How Deep Should Your Deep Freeze Be?


If you’re not going to eat it now (whatever "it" is), you toss it in the deep freeze, but just how deep should your deep freeze be? Not deep enough if you really want to go for broke and forget dates. Would 3,000 years be long enough? Or what about 8,000?

Yes it can be done according to Robinson’s recent Salzburg paper reported out by BBC Nature (1).  On a nice little spot in East Antarctica food stored is still being used on a regular basis. Robinson from the U of Wollongong has been studying the mosses at the edge of a lake, which seemed to be happily growing on a barren sand/gravel base.

Apparently the mosses only grow when it’s sunny down there and the top layer of ice melts, and then as the icy winters come rushing in everything is back in deep freeze. With the wind and the cold, even the mosses freeze, but not before they are dried out so ice crystals don’t disrupt their cellular structure. Next year, rather briefly for those of us living in more temperate climes, the sun returns to produce some water from the ice. Rehydration and growth returns, as if by magic.

But what magic? All of those of us from ex-farming stock, now reduced to window boxes and bonsai, know that plants crave nitrogen – not an abundant element in sand and gravel.
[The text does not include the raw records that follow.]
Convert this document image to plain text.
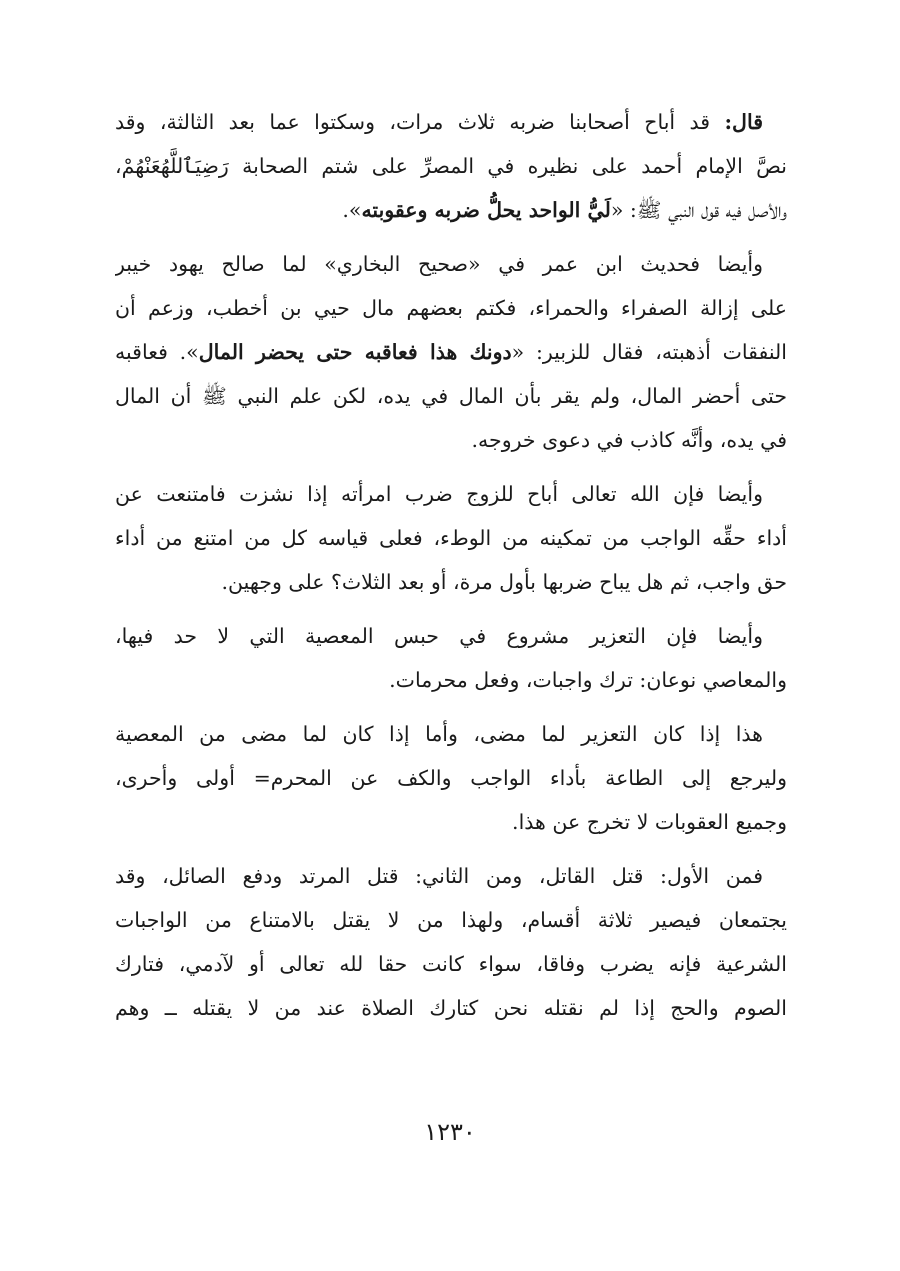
قال: قد أباح أصحابنا ضربه ثلاث مرات، وسكتوا عما بعد الثالثة، وقد
نصَّ الإمام أحمد على نظيره في المصرِّ على شتم الصحابة رَضِيَٱللَّهُعَنْهُمْ،
والأصل فيه قول النبي ﷺ: «لَيُّ الواحد يحلُّ ضربه وعقوبته».
وأيضا فحديث ابن عمر في «صحيح البخاري» لما صالح يهود خيبر
على إزالة الصفراء والحمراء، فكتم بعضهم مال حيي بن أخطب، وزعم أن
النفقات أذهبته، فقال للزبير: «دونك هذا فعاقبه حتى يحضر المال». فعاقبه
حتى أحضر المال، ولم يقر بأن المال في يده، لكن علم النبي ﷺ أن المال
في يده، وأنَّه كاذب في دعوى خروجه.
وأيضا فإن الله تعالى أباح للزوج ضرب امرأته إذا نشزت فامتنعت عن
أداء حقِّه الواجب من تمكينه من الوطء، فعلى قياسه كل من امتنع من أداء
حق واجب، ثم هل يباح ضربها بأول مرة، أو بعد الثلاث؟ على وجهين.
وأيضا فإن التعزير مشروع في حبس المعصية التي لا حد فيها،
والمعاصي نوعان: ترك واجبات، وفعل محرمات.
هذا إذا كان التعزير لما مضى، وأما إذا كان لما مضى من المعصية
وليرجع إلى الطاعة بأداء الواجب والكف عن المحرم= أولى وأحرى،
وجميع العقوبات لا تخرج عن هذا.
فمن الأول: قتل القاتل، ومن الثاني: قتل المرتد ودفع الصائل، وقد
يجتمعان فيصير ثلاثة أقسام، ولهذا من لا يقتل بالامتناع من الواجبات
الشرعية فإنه يضرب وفاقا، سواء كانت حقا لله تعالى أو لآدمي، فتارك
الصوم والحج إذا لم نقتله نحن كتارك الصلاة عند من لا يقتله ــ وهم
١٢٣٠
Well Professor Robinson’s 16 years of cool work cracked it. Thousands of years ago a penguin colony was in residence and penguins live on fish and fish live on krill down the food chain to algae.

A penguin has to do what a penguin has to do, which after offering suitable nest pebbles to a friend and dining on fish, then proceeds to guano coat the scenery in a rather haphazard manner. So thousands of years of their decorative habits prior to 3,000 years ago has left a deep frozen supply of processed nitrogen, enriched with minerals of course, as manna for moss.